Le cabinet s'a vu obligé à proclamer l'état d'exception pour faire face à l'agression armée, où ils s'ont supprimés quelques droits civils et il s'a limité la liberté d'expression, bien que le principal journal d'opposition La presse, avec ligne éditoriale proche à la contrarrevolución, s'a suivi en éditant ainsi qu'ils s'ont maintenus des émissions des chaînes de radio appartenantes à l'église catholique. Aussi le gouvernement élu s'a vu obligé à l'imposition du service militaire obligatoire (dénommé (SMP) Service militaire Patriótico) mesure qui a résulté très impopulaire.
En 1988 ils ont commencé les conversations pour un procès de paix qu'ils ont terminé dans les élections de février de 1990.
Élections de 1990, la perte du pouvoir
En février de 1990 se célèbrent des élections générales qu'ils perdent les sandinistas. Pour faire face au FSLN s'a constitué l'Union Nationale Adversaire (UN), une coalition de partis commencée par Violeta Quartiers de Chamorro, un membre de la Junte de Reconstruction Nationale et veuve de Pedro Joaquín Chamorro, assassiné par Somoza le 10 janvier 1978]].
Le FSLN présente à Daniel Ortega comme président et à Sergio Ramírez comme vice-président sous la devise "nous Gagnons et il avance! Daniel Président.

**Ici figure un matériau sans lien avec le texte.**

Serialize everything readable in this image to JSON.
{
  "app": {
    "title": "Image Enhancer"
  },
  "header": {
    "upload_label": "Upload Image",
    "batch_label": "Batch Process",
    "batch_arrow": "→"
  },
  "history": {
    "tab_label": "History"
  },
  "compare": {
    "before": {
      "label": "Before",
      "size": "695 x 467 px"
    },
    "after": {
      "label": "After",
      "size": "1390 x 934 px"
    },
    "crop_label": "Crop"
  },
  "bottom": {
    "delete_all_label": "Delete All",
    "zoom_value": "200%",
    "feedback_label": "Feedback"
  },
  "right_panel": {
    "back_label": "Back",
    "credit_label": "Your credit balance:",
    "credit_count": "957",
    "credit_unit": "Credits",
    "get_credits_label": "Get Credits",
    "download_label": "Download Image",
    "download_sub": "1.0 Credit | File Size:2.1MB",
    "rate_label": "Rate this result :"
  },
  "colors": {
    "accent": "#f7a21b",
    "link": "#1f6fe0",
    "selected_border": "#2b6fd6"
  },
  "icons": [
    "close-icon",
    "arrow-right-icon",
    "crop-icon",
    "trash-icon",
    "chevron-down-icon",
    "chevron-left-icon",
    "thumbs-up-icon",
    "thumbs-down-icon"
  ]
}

Tout sera meilleur!!!"
Le détail du résultat électoral a été le suivant:
| Élections générales du Nicaragua de 1990 | % |
|---|---|
| UN | 54,74% |
| FSLN | 40,82% |
| MUR | 1,18% |
| Autres partis | 3,26% |
Ces élections ont donné le pouvoir à la dame Chamorro qui est passé à être la présidente du Nicaragua et il a mis ainsi fin à la période révolutionnaire.
UN
L'historien et chercheur social nicaragüense Roberto J. Cajina Décrit à la coalition Union Nationale Adversaire de la suivante façon:
- REDIRECT Personnel:Notes au pied
La constitution de la colalición de à UN a été la suivante:
- 3 fractions libérales: PLI, PLC et PALI
- 3 conservateurs: ANC, PNC et APC
- 3 Sociaux-chrétiens: PPSC, PDCN et PAIN
- 3 Socialdemócratas: PSD, MDN et PSN
- 1 Communiste ortodoxe: PC du Nicaragua
- 1 Parti unionista de Centroamérica: PIAC
Actions révolutionnaires et contrarevolución
[[Archives:Leon_nicaragua_1988.jpg|thumb|300px|Panneau dans une rue de León (le Nicaragua) en mars de [[1988[[" Lorsque les Sandinistas sont entré à Managua en 1979 ils s'ont trouvés avec un pays qu'avait des énormes problèmes. La guerre contre Somoza avait plus produit de 50.000 morts, il y avait des centaines de milliers de familles que manquaient de foyer ou qu'ils étaient réfugiés en pays voisins et beaucoup de zones du pays avaient ses rares infrastructures en des ruines. Il y avait une dette extérieure de 1.600 millions de dolares (an 1979). Beaucoup de professionnels qualifiés et experts hommes d'affaires ont fui du pays, s'a produit une pénurie de nourritures et combustible et ils s'ont trouvés avec des grandes taxes d'analphabétisme, pauvreté extrême et une très déficiente santé publique.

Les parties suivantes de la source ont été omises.